Threat actors commonly use obfuscation to make it harder to analyze malicious scripts and to bypass security software.
Obfuscation can be achieved through various means like the injection of unused code into a script, the splitting and concatenating of the code (breaking it into unconnected chunks), or the use of hexadecimal patterns and tricky overlaps with function and variable naming.
Obfuscation on the rise
At least 26% of them use some form of obfuscation to evade detection, indicating an uptick in the adoption of this basic yet effective technique.
Most of these obfuscated samples appear to have similar code because they were bundled by the same packers, so their code structure looks similar even if the function is different.

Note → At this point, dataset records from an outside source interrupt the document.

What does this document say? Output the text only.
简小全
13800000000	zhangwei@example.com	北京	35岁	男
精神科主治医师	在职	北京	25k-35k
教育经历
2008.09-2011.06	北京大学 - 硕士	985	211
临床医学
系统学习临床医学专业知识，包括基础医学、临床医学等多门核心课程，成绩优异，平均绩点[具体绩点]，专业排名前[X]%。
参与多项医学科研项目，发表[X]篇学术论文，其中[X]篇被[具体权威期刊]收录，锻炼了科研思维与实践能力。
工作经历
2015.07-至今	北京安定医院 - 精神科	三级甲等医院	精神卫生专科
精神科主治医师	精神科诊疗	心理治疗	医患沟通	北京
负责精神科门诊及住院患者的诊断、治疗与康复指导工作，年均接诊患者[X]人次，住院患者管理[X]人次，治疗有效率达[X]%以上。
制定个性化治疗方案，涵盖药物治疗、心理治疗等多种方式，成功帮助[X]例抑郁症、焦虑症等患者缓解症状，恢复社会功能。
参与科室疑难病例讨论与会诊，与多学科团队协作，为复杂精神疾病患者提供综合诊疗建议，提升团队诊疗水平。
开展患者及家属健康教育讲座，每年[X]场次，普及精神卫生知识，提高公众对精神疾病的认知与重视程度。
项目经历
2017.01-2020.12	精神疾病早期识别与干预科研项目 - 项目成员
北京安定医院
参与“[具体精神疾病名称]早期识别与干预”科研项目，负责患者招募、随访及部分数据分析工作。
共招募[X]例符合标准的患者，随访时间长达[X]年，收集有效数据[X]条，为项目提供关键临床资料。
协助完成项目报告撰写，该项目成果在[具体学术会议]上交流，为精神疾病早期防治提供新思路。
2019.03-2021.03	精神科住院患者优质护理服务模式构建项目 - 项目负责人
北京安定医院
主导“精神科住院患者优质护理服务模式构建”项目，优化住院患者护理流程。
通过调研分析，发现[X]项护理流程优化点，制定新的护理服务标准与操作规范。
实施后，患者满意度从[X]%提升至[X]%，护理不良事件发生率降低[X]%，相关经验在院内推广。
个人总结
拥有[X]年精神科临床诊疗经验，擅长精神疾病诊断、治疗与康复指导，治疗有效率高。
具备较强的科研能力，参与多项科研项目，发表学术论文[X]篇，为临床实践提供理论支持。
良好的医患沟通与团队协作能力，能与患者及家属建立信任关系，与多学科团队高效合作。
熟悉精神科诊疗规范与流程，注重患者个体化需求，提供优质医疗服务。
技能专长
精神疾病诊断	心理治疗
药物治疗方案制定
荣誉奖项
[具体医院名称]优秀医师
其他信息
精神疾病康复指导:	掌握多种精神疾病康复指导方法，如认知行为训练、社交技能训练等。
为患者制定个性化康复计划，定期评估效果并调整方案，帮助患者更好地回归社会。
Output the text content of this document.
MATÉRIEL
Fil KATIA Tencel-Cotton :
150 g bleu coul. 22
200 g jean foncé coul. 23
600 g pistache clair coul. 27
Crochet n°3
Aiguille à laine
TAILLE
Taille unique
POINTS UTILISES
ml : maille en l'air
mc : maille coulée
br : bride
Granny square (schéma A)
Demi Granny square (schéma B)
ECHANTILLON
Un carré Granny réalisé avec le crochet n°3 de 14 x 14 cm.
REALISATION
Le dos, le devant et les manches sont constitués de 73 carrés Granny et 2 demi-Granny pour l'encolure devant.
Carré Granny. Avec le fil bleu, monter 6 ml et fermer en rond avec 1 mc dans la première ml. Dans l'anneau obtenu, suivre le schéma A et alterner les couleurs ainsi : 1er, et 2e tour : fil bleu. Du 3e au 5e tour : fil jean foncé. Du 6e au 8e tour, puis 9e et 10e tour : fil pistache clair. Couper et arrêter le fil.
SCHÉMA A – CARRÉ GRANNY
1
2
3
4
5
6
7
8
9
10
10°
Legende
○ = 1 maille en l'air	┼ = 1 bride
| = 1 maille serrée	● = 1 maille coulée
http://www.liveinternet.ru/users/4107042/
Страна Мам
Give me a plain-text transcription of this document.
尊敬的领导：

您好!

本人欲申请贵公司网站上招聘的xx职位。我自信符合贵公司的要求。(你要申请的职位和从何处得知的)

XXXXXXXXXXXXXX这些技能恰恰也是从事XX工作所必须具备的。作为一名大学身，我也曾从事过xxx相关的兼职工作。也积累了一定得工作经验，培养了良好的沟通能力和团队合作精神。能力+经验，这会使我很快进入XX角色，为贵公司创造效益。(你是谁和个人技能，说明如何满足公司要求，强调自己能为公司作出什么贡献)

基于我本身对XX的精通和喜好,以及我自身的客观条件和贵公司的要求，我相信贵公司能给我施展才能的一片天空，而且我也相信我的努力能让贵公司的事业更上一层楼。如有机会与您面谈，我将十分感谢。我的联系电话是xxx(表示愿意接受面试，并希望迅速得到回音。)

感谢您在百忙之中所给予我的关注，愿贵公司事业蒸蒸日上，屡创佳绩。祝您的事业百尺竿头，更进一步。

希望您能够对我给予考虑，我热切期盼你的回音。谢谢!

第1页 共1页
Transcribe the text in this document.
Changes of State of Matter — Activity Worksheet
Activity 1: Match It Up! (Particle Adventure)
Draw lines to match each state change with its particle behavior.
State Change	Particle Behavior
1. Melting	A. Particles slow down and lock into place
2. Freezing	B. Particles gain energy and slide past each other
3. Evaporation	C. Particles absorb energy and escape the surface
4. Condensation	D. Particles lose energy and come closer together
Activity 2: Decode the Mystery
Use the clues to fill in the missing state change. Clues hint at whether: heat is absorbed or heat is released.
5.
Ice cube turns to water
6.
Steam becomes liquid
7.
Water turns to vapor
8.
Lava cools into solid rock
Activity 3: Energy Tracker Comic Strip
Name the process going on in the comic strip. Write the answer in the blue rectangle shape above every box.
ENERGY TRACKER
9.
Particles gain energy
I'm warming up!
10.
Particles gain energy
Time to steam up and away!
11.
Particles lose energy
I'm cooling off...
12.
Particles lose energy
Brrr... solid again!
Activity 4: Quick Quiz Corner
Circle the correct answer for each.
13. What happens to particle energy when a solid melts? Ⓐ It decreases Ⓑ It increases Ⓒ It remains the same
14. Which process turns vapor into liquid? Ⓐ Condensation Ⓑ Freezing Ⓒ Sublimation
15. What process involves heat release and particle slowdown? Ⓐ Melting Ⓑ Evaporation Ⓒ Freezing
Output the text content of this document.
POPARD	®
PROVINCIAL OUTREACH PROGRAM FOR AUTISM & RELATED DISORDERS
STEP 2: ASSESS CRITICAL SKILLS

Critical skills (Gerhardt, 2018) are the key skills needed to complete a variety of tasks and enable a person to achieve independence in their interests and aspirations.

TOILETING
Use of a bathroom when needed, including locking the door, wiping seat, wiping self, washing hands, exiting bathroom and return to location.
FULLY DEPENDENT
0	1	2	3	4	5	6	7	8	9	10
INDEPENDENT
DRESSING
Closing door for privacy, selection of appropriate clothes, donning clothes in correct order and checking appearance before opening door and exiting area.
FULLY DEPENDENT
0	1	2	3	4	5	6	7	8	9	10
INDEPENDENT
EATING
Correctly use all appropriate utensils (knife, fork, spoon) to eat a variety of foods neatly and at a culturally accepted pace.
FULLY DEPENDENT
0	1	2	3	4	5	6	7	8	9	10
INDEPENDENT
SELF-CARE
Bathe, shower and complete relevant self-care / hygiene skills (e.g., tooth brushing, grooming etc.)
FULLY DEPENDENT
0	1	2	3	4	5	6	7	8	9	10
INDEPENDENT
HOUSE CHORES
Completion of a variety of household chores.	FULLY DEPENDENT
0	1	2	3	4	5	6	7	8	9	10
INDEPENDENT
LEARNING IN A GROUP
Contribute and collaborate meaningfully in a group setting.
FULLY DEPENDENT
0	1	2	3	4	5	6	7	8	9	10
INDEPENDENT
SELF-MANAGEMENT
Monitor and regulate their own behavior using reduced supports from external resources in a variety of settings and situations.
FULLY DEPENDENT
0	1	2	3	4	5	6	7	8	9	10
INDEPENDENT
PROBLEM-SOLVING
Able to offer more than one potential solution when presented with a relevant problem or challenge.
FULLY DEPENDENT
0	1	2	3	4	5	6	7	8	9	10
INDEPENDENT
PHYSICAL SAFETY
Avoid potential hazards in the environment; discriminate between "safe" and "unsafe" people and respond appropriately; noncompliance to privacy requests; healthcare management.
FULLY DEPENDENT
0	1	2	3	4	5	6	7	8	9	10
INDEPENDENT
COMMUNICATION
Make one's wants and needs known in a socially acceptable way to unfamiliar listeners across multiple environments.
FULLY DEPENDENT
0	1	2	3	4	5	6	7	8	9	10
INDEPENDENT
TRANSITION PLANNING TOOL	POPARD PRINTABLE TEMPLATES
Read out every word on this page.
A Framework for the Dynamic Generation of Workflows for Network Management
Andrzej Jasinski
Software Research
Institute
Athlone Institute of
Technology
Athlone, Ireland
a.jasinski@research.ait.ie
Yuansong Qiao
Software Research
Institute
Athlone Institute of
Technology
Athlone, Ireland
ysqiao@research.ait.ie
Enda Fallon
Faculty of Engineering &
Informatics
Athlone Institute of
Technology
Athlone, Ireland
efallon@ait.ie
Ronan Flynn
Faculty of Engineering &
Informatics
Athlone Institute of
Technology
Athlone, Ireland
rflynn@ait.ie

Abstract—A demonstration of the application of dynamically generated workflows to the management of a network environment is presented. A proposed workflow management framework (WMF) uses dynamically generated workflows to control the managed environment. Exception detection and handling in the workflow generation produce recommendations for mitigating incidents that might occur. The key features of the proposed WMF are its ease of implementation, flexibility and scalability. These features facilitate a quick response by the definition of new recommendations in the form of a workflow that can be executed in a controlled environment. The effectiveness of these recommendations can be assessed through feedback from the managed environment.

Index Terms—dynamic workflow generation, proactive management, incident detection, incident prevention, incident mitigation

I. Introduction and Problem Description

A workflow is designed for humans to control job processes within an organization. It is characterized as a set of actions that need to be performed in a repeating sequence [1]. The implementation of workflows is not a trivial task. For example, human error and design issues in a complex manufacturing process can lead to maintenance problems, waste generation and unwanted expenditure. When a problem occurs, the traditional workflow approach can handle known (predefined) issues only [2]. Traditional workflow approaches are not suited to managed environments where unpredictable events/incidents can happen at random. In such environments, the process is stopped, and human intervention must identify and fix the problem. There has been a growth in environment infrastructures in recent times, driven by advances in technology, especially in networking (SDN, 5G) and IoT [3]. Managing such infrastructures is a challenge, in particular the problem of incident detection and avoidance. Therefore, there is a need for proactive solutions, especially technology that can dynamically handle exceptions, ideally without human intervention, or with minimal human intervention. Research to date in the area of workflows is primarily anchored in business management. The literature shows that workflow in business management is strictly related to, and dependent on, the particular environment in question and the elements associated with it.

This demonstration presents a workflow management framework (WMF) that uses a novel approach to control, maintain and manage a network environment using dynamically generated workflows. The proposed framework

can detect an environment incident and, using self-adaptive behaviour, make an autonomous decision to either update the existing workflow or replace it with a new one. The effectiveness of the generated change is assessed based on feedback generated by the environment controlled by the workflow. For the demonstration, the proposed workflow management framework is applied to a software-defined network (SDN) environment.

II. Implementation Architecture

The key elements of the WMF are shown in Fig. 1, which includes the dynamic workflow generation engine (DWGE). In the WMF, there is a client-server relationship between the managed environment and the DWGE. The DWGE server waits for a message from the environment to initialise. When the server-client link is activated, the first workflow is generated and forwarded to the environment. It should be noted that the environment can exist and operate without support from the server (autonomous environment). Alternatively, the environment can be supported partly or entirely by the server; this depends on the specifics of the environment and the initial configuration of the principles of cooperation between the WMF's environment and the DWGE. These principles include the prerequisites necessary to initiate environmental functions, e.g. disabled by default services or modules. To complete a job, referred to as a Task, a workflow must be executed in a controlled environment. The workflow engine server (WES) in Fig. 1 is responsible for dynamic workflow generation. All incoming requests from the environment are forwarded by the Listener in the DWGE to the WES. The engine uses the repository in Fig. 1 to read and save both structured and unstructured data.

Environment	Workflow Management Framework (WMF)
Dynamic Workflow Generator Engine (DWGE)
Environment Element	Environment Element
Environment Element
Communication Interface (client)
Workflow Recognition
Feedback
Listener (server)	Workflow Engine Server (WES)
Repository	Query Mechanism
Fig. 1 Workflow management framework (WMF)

Akamai plans to present more details about how they are focusing their detection efforts on the packing techniques instead of the file code itself in the upcoming SecTor conference.
Benign sites also use it
But not all obfuscation is malicious or tricky. As the report explains, about 0.5% of the 20,000 top-ranking websites on the web (according to Alexa), also use obfuscation techniques.
These cases can be attributed to the following:
- Websites are trying to conceal some of their client-side code functionality from competitors.
- Sensitive information like email addresses needs to be hidden from public view.
As such, detecting malicious code based on the fact that is obfuscated isn’t enough on its own, and further correlation with malicious functionality needs to be made.
This mixing with legitimate deployment is precisely what makes the detection of risky code challenging, and the reason why obfuscation is becoming so widespread in the threat landscape.